The economy was “broken”, they said, because hotel occupancy in high summer was going to be so dismal, and this was all down to those nasty inhabitants of the black economy. It turned out to be rubbish; July’s occupancy had never been so good (this century at any rate).

I suppose one can argue that Sr. Estalella has moved the now-so-predictable arguments on a touch by bringing in the customer satisfaction thing. He would appear to know that there is a great deal of dissatisfaction, despite the fact, as he points out, that it is difficult for dissatisfied guests to make their complaints known. Perhaps he stops tourists on the streets of resorts and interrogates them.

In his defence, it is of course far easier for a hotel guest to complain and to go onto Trip Advisor and slag off a hotel. If all illegal accommodation is lousy, then it would definitely do harm. But what percentage of it are we talking about? Would the complaints outweigh complaints about hotels? Can it be said, in all instances, that hotel guest complaints are acted upon satisfactorily and that guests’ experiences of hotels don’t also do harm?

The latest round of let’s-all-have-a-go-at-the-illegal-offer game is being played out against a background of reform to the tenancy act. This reform, so the unthinkingly pro-hotelier media in Majorca has been telling us, will be the thing to make the rotten non-tax-paying owners finally get their just desserts. Perhaps it will also mean that tax-paying owners who have, remarkably enough, been declaring and paying tax, despite having allegedly illegal accommodation, will get what’s coming to them as well.

Another law
I despair of all this not just because of the same old, damn points being made by the hoteliers but also because of the total confusion that surrounds the issue of the so-called illegal accommodation. And now, because of reform to the tenancy act, the Balearics may well have to pass another bloody law. I thought they’d already done this, but Will Besga, lawyer of this Majorcan parish, who is far better positioned to know about law than I am, suggests that this will indeed be needed. And once it’s passed, if it’s passed, everything will be clear. Or probably not.

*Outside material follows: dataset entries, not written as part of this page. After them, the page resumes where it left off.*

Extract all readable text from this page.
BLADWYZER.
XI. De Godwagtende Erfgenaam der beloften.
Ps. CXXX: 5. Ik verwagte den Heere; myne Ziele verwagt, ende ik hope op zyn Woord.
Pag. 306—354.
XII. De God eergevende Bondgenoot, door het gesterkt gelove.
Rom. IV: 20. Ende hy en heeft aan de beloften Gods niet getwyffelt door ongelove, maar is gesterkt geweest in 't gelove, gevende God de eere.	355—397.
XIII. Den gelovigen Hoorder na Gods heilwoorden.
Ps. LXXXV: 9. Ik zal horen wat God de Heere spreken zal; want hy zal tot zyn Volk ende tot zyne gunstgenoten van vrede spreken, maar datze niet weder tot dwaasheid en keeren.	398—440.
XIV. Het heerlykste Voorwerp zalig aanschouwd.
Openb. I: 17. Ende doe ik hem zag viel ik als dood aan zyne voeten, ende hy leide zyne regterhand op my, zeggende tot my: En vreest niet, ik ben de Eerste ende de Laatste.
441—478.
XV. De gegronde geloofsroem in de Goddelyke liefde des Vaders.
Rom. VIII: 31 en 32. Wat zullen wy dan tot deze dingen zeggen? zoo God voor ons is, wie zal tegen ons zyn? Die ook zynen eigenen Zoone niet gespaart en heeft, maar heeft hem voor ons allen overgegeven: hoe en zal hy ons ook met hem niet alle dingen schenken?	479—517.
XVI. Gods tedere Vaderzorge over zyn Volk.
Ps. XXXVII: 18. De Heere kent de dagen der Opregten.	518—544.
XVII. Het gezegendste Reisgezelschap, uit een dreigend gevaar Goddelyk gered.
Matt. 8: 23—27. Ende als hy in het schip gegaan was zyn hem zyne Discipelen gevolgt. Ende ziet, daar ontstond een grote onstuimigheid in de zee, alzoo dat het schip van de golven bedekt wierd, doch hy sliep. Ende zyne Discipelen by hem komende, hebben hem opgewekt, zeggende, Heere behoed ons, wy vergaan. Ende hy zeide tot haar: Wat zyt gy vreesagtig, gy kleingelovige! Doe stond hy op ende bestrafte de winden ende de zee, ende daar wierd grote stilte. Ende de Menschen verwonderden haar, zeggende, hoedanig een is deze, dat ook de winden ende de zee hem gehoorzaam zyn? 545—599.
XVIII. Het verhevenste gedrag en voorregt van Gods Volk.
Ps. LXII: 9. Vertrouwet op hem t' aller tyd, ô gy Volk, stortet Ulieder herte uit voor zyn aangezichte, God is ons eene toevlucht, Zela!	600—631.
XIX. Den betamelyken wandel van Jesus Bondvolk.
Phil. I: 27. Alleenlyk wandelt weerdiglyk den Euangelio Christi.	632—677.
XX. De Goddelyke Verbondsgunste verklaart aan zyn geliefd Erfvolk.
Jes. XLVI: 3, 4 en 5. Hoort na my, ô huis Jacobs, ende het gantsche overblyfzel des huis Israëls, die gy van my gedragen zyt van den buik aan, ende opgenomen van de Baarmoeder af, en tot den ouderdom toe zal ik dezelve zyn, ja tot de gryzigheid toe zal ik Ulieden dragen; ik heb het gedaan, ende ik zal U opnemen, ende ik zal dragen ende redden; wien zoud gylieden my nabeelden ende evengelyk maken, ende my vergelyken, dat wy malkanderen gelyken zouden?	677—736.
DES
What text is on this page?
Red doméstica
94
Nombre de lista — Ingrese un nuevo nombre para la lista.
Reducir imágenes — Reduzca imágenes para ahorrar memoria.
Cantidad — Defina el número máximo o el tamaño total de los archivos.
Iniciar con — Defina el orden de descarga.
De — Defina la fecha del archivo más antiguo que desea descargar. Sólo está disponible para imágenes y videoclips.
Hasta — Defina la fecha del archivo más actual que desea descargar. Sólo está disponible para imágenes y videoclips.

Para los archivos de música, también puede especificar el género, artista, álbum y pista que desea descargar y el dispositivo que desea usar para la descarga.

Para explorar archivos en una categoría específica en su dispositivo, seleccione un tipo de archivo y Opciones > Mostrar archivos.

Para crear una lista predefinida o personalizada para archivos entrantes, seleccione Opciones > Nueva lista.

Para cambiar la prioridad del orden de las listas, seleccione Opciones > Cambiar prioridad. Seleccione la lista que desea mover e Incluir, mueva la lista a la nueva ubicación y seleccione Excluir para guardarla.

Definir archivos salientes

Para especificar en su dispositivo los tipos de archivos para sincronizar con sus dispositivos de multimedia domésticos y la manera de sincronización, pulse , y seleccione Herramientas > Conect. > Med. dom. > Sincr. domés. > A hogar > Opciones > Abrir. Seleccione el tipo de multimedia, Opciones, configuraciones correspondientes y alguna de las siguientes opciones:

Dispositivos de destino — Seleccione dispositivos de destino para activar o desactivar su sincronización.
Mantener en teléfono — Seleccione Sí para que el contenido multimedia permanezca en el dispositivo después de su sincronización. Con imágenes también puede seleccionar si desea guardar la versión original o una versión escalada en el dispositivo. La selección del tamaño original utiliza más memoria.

Though it has been generally assumed that the illegal offer is more of an issue in the Balearics (and the Canaries) than in other parts of Spain, the fact that a Spanish hotelier group is pronouncing on the subject shows that it isn’t. And a reason for it having become more of a whole-Spain issue is that anything that smacks of not being legal is fair game in these times of crisis and austerity. Fair enough.

Now then, how many hotels do you reckon don’t play completely by the book?